Later today, our exterminator–a fellow who regularly comes to make sure termites aren’t eating our house–will destroy the bald-faced hornets’ nest I’ve spent the past few months watching grow from the size of a tangerine to the size of a cantaloupe. Although both J and I tried to be good neighbors to our resident colony of hornets, this past week those hornets have turned aggressive, stinging me multiple times when I took our dogs to or from their dog-pen and even stinging me on the face when I got out of my car in the driveway.

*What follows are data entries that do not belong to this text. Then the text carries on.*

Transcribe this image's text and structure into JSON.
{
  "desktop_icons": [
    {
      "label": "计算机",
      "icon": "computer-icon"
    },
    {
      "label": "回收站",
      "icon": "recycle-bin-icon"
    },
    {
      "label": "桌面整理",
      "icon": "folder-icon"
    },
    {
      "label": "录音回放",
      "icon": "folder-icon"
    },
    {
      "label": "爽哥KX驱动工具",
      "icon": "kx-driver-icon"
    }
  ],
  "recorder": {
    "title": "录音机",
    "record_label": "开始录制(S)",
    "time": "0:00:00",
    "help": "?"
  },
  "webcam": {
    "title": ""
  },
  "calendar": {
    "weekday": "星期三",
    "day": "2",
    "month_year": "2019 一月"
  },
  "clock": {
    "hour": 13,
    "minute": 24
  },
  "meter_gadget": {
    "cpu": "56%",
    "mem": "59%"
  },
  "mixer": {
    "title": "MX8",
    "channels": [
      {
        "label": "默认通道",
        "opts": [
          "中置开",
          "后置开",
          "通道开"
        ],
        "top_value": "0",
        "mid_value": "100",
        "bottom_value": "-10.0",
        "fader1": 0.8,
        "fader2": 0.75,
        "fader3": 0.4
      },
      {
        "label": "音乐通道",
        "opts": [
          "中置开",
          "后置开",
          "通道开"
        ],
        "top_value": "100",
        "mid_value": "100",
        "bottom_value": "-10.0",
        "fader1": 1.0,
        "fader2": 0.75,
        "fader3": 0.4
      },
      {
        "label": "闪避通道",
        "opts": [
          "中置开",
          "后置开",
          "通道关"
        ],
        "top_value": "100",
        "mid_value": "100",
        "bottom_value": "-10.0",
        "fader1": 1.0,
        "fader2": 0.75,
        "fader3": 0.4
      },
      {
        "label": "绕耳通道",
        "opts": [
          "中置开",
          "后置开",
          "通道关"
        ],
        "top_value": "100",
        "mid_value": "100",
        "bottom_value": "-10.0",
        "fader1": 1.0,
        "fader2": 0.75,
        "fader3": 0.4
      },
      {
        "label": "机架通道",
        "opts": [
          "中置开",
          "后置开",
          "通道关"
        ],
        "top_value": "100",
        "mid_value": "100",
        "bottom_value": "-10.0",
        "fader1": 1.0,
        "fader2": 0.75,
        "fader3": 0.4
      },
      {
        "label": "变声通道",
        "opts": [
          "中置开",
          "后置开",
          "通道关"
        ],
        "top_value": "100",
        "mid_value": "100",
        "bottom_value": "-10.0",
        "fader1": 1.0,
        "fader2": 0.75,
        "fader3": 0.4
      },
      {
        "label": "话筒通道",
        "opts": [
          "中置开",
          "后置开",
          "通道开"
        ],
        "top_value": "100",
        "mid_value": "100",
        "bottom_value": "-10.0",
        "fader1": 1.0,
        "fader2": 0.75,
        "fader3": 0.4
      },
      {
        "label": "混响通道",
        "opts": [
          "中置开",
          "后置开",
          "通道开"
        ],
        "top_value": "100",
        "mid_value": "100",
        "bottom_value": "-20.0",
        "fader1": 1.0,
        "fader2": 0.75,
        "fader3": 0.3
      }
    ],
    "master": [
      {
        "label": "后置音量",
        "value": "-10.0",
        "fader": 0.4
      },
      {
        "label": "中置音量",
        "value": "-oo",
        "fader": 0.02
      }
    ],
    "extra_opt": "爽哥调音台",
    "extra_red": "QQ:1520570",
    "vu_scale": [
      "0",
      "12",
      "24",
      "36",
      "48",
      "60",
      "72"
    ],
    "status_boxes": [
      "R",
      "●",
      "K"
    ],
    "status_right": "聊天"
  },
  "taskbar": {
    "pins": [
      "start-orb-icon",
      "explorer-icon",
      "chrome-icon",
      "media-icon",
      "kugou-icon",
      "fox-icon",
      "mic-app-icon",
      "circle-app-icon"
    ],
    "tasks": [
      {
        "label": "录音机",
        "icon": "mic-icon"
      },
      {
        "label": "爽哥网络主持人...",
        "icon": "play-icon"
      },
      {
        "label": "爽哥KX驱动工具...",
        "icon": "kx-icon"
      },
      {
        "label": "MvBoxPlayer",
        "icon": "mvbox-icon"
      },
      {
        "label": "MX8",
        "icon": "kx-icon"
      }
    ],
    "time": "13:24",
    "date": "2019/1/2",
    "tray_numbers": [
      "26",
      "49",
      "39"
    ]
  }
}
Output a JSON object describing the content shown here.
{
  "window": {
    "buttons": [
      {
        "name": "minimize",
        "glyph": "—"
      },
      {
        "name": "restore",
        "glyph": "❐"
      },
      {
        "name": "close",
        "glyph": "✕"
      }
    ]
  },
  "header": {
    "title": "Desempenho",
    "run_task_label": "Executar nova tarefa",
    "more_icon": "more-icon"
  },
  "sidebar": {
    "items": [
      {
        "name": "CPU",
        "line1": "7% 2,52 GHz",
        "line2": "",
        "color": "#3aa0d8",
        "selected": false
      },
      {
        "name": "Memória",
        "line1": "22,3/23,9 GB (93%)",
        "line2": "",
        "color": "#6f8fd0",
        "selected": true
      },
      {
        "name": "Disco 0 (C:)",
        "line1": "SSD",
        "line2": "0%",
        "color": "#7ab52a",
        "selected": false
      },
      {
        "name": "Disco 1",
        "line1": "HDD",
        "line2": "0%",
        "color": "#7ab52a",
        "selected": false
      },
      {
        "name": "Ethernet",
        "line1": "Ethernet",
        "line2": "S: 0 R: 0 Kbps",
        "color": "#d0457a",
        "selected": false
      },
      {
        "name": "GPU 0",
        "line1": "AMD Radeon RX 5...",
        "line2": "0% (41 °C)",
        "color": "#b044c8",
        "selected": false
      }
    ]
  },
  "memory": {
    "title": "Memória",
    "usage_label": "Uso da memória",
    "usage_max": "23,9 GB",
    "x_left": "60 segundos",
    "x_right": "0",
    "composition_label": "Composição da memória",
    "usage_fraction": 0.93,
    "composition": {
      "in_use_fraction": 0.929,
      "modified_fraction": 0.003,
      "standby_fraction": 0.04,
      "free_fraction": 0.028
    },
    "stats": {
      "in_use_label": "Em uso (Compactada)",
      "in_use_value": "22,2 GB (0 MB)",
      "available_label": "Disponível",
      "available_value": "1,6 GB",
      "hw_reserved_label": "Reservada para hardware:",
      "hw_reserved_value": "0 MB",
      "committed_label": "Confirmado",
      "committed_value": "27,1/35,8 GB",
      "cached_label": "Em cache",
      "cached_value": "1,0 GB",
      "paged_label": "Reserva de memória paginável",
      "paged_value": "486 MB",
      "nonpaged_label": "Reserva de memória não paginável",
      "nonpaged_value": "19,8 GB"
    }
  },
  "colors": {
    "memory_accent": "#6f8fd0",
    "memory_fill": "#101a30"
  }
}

Bald-faced hornets don’t over-winter in their nests; instead, each year’s crop of female workers focuses all of its energy on producing fertilized queens who will spend the winter underground, the only ones to get out of the summer alive. Knowing that both sister workers and queen-fertilizing drones die when winter comes, I’d looked forward to examining their papier-mâché nest after they’d abandoned it: a biology lesson right in our backyard.
But this past week, I’ve gotten a biology lesson of a different kind. The colony of hornets with whom we’d been able to coexist peacefully through July and August suddenly turned nasty now that it’s September, as if their late-summer mission to protect their nest and produce fertile queens had turned them paranoid and aggressive. In July and August, I could walk right next to the hornets’ shrub, leading the dogs on their leashes either into or out of the dog-pen, and the hornets would ignore me. In July and August, I could walk right up to the hornets’ shrub to watch or photograph the nest, admiring how quickly the workers repaired it after a summer thunderstorm or simply watching the workers themselves come and go, their shiny black bodies decorated with cool white markings.
In July and August, I liked having a hornets’ nest close at hand where I could easily observe it, naively thinking the hornets and I had an unspoken agreement: “We’ll let you live in our backyard rent-free as long as you don’t sting us.” When one hornet stung me in mid-August, I overlooked this as anomalous: any insect can have a bad day. But now, our once-peaceful hornets have turned into aggressors, and we literally have to steer clear of them if we don’t want to get stung.
So, today the exterminator comes to destroy our newly aggressive neighbors. This past week, I’ve been walking the dogs every morning to avoid taking them to the dog-pen, and I’ve parked my car on the far side of the driveway, as far from the hornets’ nest as possible. I feel a little sad for the hornets themselves: they had a good situation living in a shrub with neighbors who would have allowed them to live out their lives undisturbed, but their own paranoia and aggression got the best of them. Instead of producing a fertilized queen who would survive the summer then pass along her genes next year, these industrious workers and drones will die inside the very nest they worked so hard to build and protect.